A 0.3% increase in services prices drove the October increase. Wholesale goods prices edged up 0.1% after falling the previous two months. Excluding food and energy prices, which tend to bounce around from month to month, so-called core wholesale prices rose 0.3 from September and 3.1% from a year earlier. The readings were about what economists had expected.
Mortgage rates dip after six-week climb
The average rate on a 30-year mortgage in the U.S. edged lower this week, ending a six-week climb.
The rate slipped to 6.78% from 6.79% last week, mortgage buyer Freddie Mac said Thursday. That’s still down from a year ago, when the rate averaged 7.4%.
Borrowing costs on 15-year fixed-rate mortgages, popular with homeowners seeking to refinance their home loan to a lower rate, also eased this week. The average rate slipped to 5.99% from 6% last week. A year ago, it averaged 6.76%, Freddie Mac said.
Mortgage rates are influenced by several factors, including the yield on U.S. 10-year Treasury bonds.
Unemployment claims fall to six-month low
The number of Americans applying for unemployment benefits fell to the lowest level in six months last week as layoffs remain at relatively healthy levels.
The Labor Department reported Thursday that jobless claim applications fell by 4,000 to 217,000 for the week of Nov. 9. That’s less than the 225,000 analysts forecast.
The four-week average of weekly claims, which evens out some of the weekly ups and downs, fell by 6,250 to 221,000.
Weekly applications for jobless benefits are considered representative of U.S. layoffs in a given week.
EU issues Meta its first antitrust fine
European Union regulators issued their first antitrust fine to Facebook parent Meta on Thursday with a penalty of nearly 800 million euros for what they call “abusive practices” involving its Marketplace online classified ads business.
The European Commission, the 27-nation bloc’s executive branch and top antitrust enforcer, issued the 797.72 million euro ($841 million) penalty after its long-running investigation found that the company abused its dominant position and engaged in anti-competitive behavior.
It’s the first time the EU has imposed a fine on the social media giant for breaches of the bloc’s competition law. Brussels has already slapped Big Tech rivals Google and Apple with billions in antitrust penalties.

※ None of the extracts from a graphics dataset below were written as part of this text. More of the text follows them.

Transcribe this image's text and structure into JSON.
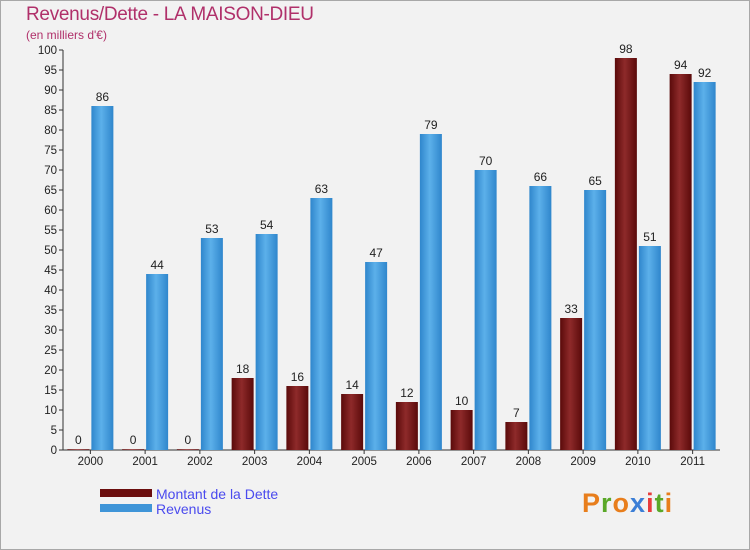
{
  "header": {
    "title": "Revenus/Dette - LA MAISON-DIEU",
    "subtitle": "(en milliers d'€)"
  },
  "chart_data": {
    "type": "bar",
    "categories": [
      "2000",
      "2001",
      "2002",
      "2003",
      "2004",
      "2005",
      "2006",
      "2007",
      "2008",
      "2009",
      "2010",
      "2011"
    ],
    "series": [
      {
        "name": "Montant de la Dette",
        "values": [
          0,
          0,
          0,
          18,
          16,
          14,
          12,
          10,
          7,
          33,
          98,
          94
        ],
        "color": "#7a1a1a"
      },
      {
        "name": "Revenus",
        "values": [
          86,
          44,
          53,
          54,
          63,
          47,
          79,
          70,
          66,
          65,
          51,
          92
        ],
        "color": "#4aa0dc"
      }
    ],
    "ylim": [
      0,
      100
    ],
    "ytick_step": 5,
    "grid": false,
    "legend": "bottom-left"
  },
  "legend": {
    "items": [
      {
        "label": "Montant de la Dette",
        "color": "#6b0e0e"
      },
      {
        "label": "Revenus",
        "color": "#3f95d8"
      }
    ]
  },
  "logo": {
    "letters": [
      "P",
      "r",
      "o",
      "x",
      "i",
      "t",
      "i"
    ],
    "colors": [
      "#e87e1c",
      "#5aa828",
      "#e87e1c",
      "#3b7ed6",
      "#e83c3c",
      "#5aa828",
      "#e87e1c"
    ]
  }
}
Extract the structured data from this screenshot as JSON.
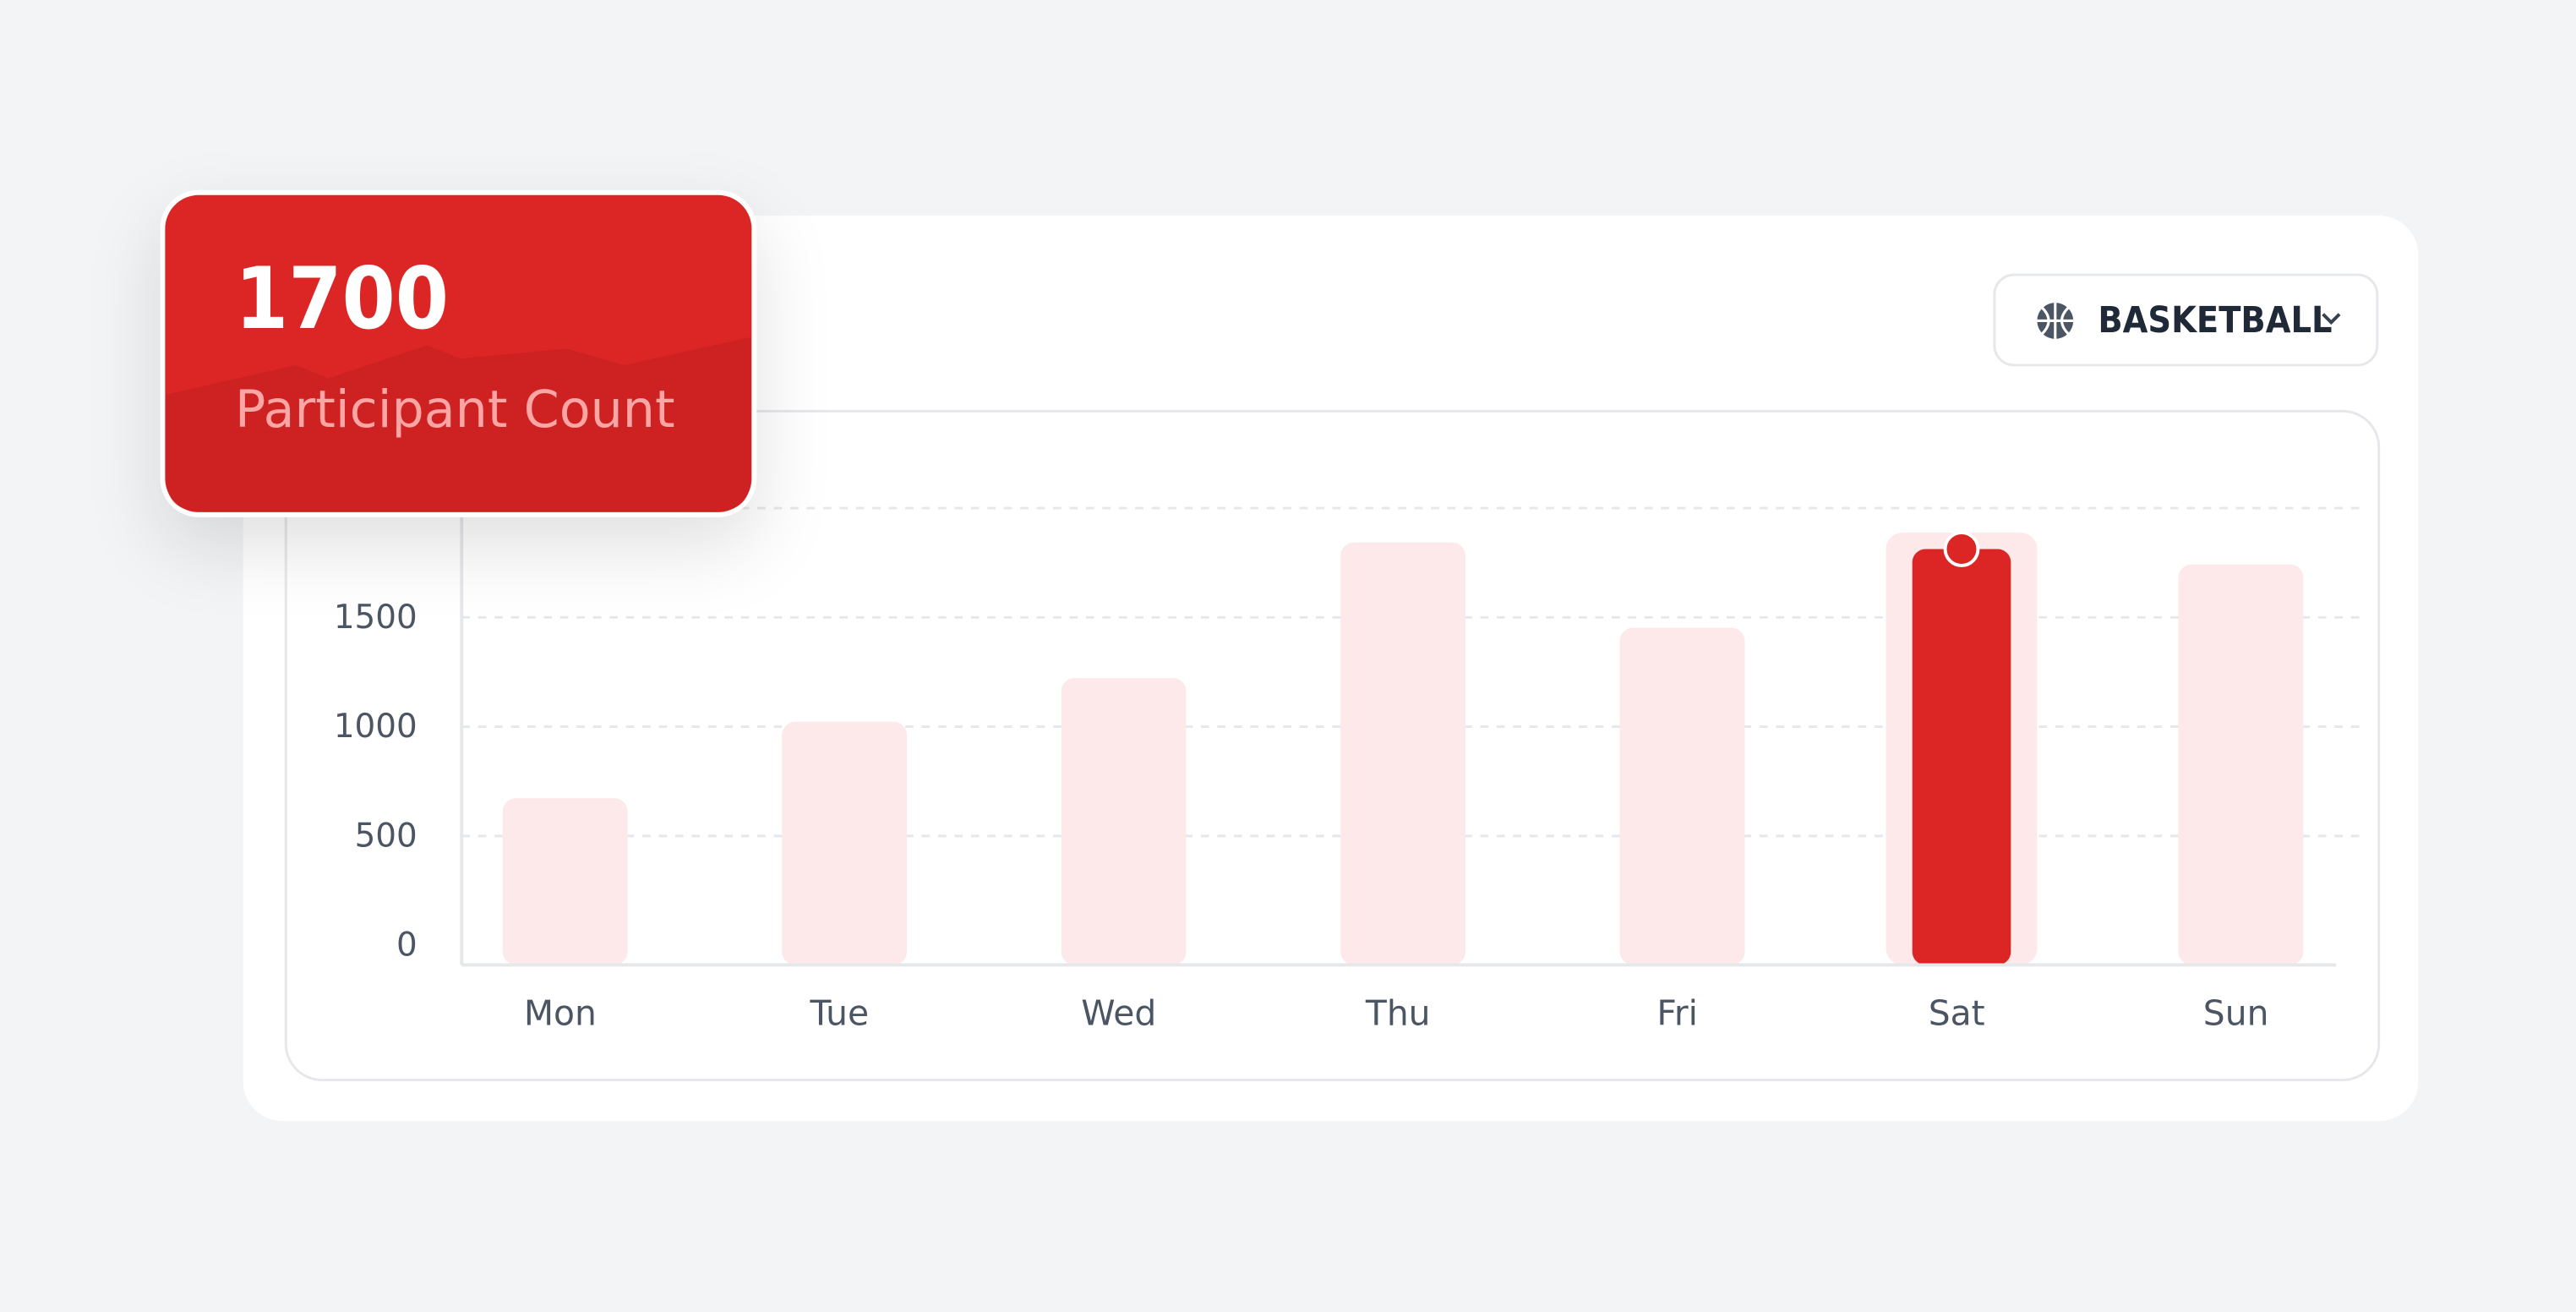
{
  "card": {
    "value": "1700",
    "label": "Participant Count"
  },
  "dropdown": {
    "label": "BASKETBALL"
  },
  "chart_data": {
    "type": "bar",
    "categories": [
      "Mon",
      "Tue",
      "Wed",
      "Thu",
      "Fri",
      "Sat",
      "Sun"
    ],
    "values": [
      710,
      1060,
      1260,
      1880,
      1490,
      1850,
      1780
    ],
    "color": "#fde8ea",
    "highlight": "Sat",
    "highlight_color": "#dc2626",
    "ylim": [
      0,
      2000
    ],
    "yticks": [
      0,
      500,
      1000,
      1500
    ],
    "grid": true
  }
}
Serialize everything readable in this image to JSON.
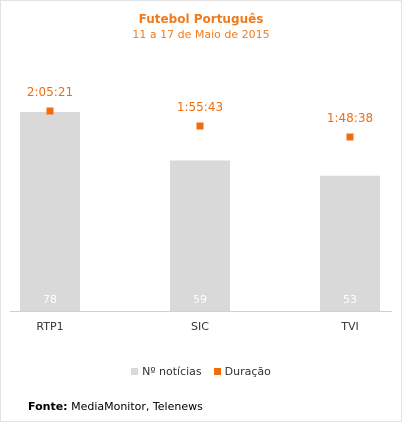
{
  "chart_data": {
    "type": "bar",
    "title": "Futebol Português",
    "subtitle": "11 a 17 de Maio de 2015",
    "categories": [
      "RTP1",
      "SIC",
      "TVI"
    ],
    "series": [
      {
        "name": "Nº notícias",
        "values": [
          78,
          59,
          53
        ],
        "color": "#d9d9d9",
        "labels": [
          "78",
          "59",
          "53"
        ]
      },
      {
        "name": "Duração",
        "values": [
          "2:05:21",
          "1:55:43",
          "1:48:38"
        ],
        "seconds": [
          7521,
          6943,
          6518
        ],
        "color": "#f26c0d",
        "labels": [
          "2:05:21",
          "1:55:43",
          "1:48:38"
        ]
      }
    ],
    "legend": "bottom",
    "grid": false
  },
  "source": {
    "label": "Fonte:",
    "text": " MediaMonitor, Telenews"
  }
}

Ford to pay $165M fine for bungled recall
Ford Motor Co. will pay a penalty of up to $165 million to the U.S. government for moving too slowly on a recall and failing to give accurate recall information.
The National Highway Traffic Safety Administration said Thursday that the civil penalty is the second-largest in its 54-year history. Only the fine Takata paid for faulty air bag inflators was higher.
The agency said Ford was too slow to recall vehicles with faulty rearview cameras, and it failed to give the agency complete information, which is required by the Federal Motor Vehicle Safety Act.